Section 2 of the amended statute states that it only applies prospectively; that is, it only applies to contracts entered into, extended, or renewed after the effective date of the statute ( July 1, 2007). Because, however, it applies to renewed or extended contracts, in practice, it may apply to many existing contractual arrangements.
The amendment reflects an important change in Georgia law. Under the former statute, a party could not indemnify another on a construction project for the other party’s sole negligence, but could agree to insure the solely negligent party. While many insurers have already changed their policy language in "additional insured" endorsements to purport to eliminate coverage for a "solely negligent" indemnitee or additional insured, the statutory amendment may restrict future coverage for many insureds. Presently, contracts requiring insurance for any claim "arising out of" the contractor’s or subcontractor’s work are common and typically are not deemed limited to situations involving comparative or contributory fault by both the named insured and the additional insured.

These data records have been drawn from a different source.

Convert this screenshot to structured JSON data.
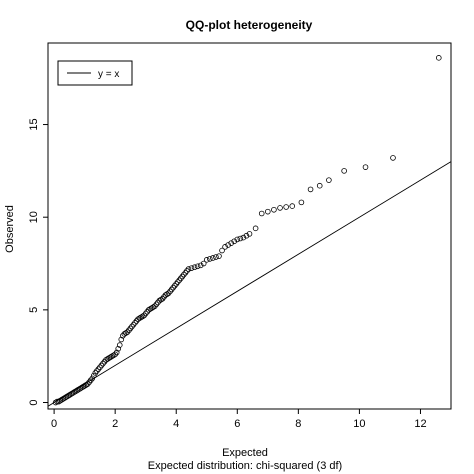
{
  "chart_data": {
    "type": "scatter",
    "title": "QQ-plot heterogeneity",
    "xlabel": "Expected",
    "caption": "Expected distribution: chi-squared (3 df)",
    "ylabel": "Observed",
    "xlim": [
      -0.2,
      13.0
    ],
    "ylim": [
      -0.35,
      19.4
    ],
    "xticks": [
      0,
      2,
      4,
      6,
      8,
      10,
      12
    ],
    "yticks": [
      0,
      5,
      10,
      15
    ],
    "grid": false,
    "legend": {
      "position": "top-left",
      "label": "y = x"
    },
    "reference_line": {
      "slope": 1,
      "intercept": 0
    },
    "points": [
      [
        0.05,
        0.0
      ],
      [
        0.1,
        0.05
      ],
      [
        0.15,
        0.05
      ],
      [
        0.2,
        0.1
      ],
      [
        0.25,
        0.15
      ],
      [
        0.3,
        0.2
      ],
      [
        0.35,
        0.25
      ],
      [
        0.4,
        0.3
      ],
      [
        0.45,
        0.35
      ],
      [
        0.5,
        0.4
      ],
      [
        0.55,
        0.45
      ],
      [
        0.6,
        0.5
      ],
      [
        0.65,
        0.55
      ],
      [
        0.7,
        0.6
      ],
      [
        0.75,
        0.65
      ],
      [
        0.8,
        0.7
      ],
      [
        0.85,
        0.75
      ],
      [
        0.9,
        0.8
      ],
      [
        0.95,
        0.85
      ],
      [
        1.0,
        0.9
      ],
      [
        1.05,
        0.95
      ],
      [
        1.1,
        1.0
      ],
      [
        1.15,
        1.1
      ],
      [
        1.2,
        1.2
      ],
      [
        1.25,
        1.3
      ],
      [
        1.3,
        1.45
      ],
      [
        1.35,
        1.6
      ],
      [
        1.4,
        1.7
      ],
      [
        1.45,
        1.8
      ],
      [
        1.5,
        1.9
      ],
      [
        1.55,
        2.0
      ],
      [
        1.6,
        2.1
      ],
      [
        1.65,
        2.2
      ],
      [
        1.7,
        2.3
      ],
      [
        1.75,
        2.35
      ],
      [
        1.8,
        2.4
      ],
      [
        1.85,
        2.45
      ],
      [
        1.9,
        2.5
      ],
      [
        1.95,
        2.55
      ],
      [
        2.0,
        2.6
      ],
      [
        2.05,
        2.7
      ],
      [
        2.1,
        2.9
      ],
      [
        2.15,
        3.1
      ],
      [
        2.2,
        3.4
      ],
      [
        2.25,
        3.6
      ],
      [
        2.3,
        3.7
      ],
      [
        2.35,
        3.75
      ],
      [
        2.4,
        3.8
      ],
      [
        2.45,
        3.9
      ],
      [
        2.5,
        4.0
      ],
      [
        2.55,
        4.1
      ],
      [
        2.6,
        4.2
      ],
      [
        2.65,
        4.3
      ],
      [
        2.7,
        4.4
      ],
      [
        2.75,
        4.5
      ],
      [
        2.8,
        4.55
      ],
      [
        2.85,
        4.6
      ],
      [
        2.9,
        4.65
      ],
      [
        2.95,
        4.7
      ],
      [
        3.0,
        4.8
      ],
      [
        3.05,
        4.9
      ],
      [
        3.1,
        5.0
      ],
      [
        3.15,
        5.05
      ],
      [
        3.2,
        5.1
      ],
      [
        3.25,
        5.15
      ],
      [
        3.3,
        5.2
      ],
      [
        3.35,
        5.3
      ],
      [
        3.4,
        5.4
      ],
      [
        3.45,
        5.5
      ],
      [
        3.5,
        5.55
      ],
      [
        3.55,
        5.6
      ],
      [
        3.6,
        5.7
      ],
      [
        3.65,
        5.8
      ],
      [
        3.7,
        5.85
      ],
      [
        3.75,
        5.9
      ],
      [
        3.8,
        6.0
      ],
      [
        3.85,
        6.1
      ],
      [
        3.9,
        6.2
      ],
      [
        3.95,
        6.3
      ],
      [
        4.0,
        6.4
      ],
      [
        4.05,
        6.5
      ],
      [
        4.1,
        6.6
      ],
      [
        4.15,
        6.7
      ],
      [
        4.2,
        6.8
      ],
      [
        4.25,
        6.9
      ],
      [
        4.3,
        7.0
      ],
      [
        4.35,
        7.1
      ],
      [
        4.4,
        7.2
      ],
      [
        4.5,
        7.25
      ],
      [
        4.6,
        7.3
      ],
      [
        4.7,
        7.35
      ],
      [
        4.8,
        7.4
      ],
      [
        4.9,
        7.5
      ],
      [
        5.0,
        7.7
      ],
      [
        5.1,
        7.75
      ],
      [
        5.2,
        7.8
      ],
      [
        5.3,
        7.85
      ],
      [
        5.4,
        7.9
      ],
      [
        5.5,
        8.2
      ],
      [
        5.6,
        8.4
      ],
      [
        5.7,
        8.5
      ],
      [
        5.8,
        8.6
      ],
      [
        5.9,
        8.7
      ],
      [
        6.0,
        8.8
      ],
      [
        6.1,
        8.85
      ],
      [
        6.2,
        8.9
      ],
      [
        6.3,
        9.0
      ],
      [
        6.4,
        9.1
      ],
      [
        6.6,
        9.4
      ],
      [
        6.8,
        10.2
      ],
      [
        7.0,
        10.3
      ],
      [
        7.2,
        10.4
      ],
      [
        7.4,
        10.5
      ],
      [
        7.6,
        10.55
      ],
      [
        7.8,
        10.6
      ],
      [
        8.1,
        10.8
      ],
      [
        8.4,
        11.5
      ],
      [
        8.7,
        11.7
      ],
      [
        9.0,
        12.0
      ],
      [
        9.5,
        12.5
      ],
      [
        10.2,
        12.7
      ],
      [
        11.1,
        13.2
      ],
      [
        12.6,
        18.6
      ]
    ]
  }
}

The amendment also raises important questions regarding how the statute will be applied to policies or agreements that do not specifically exclude coverage for the “sole negligence” of another. A carrier might argue, incorrectly in our view, language, such as 'arising out of, without a caveat, is overly broad and inconsistent with the amended statute. In addition, insurers and indemnitors may try to use this change in Georgia law to apply to claims submitted or contracts entered into elsewhere, but which have at least some arguable connection with Georgia.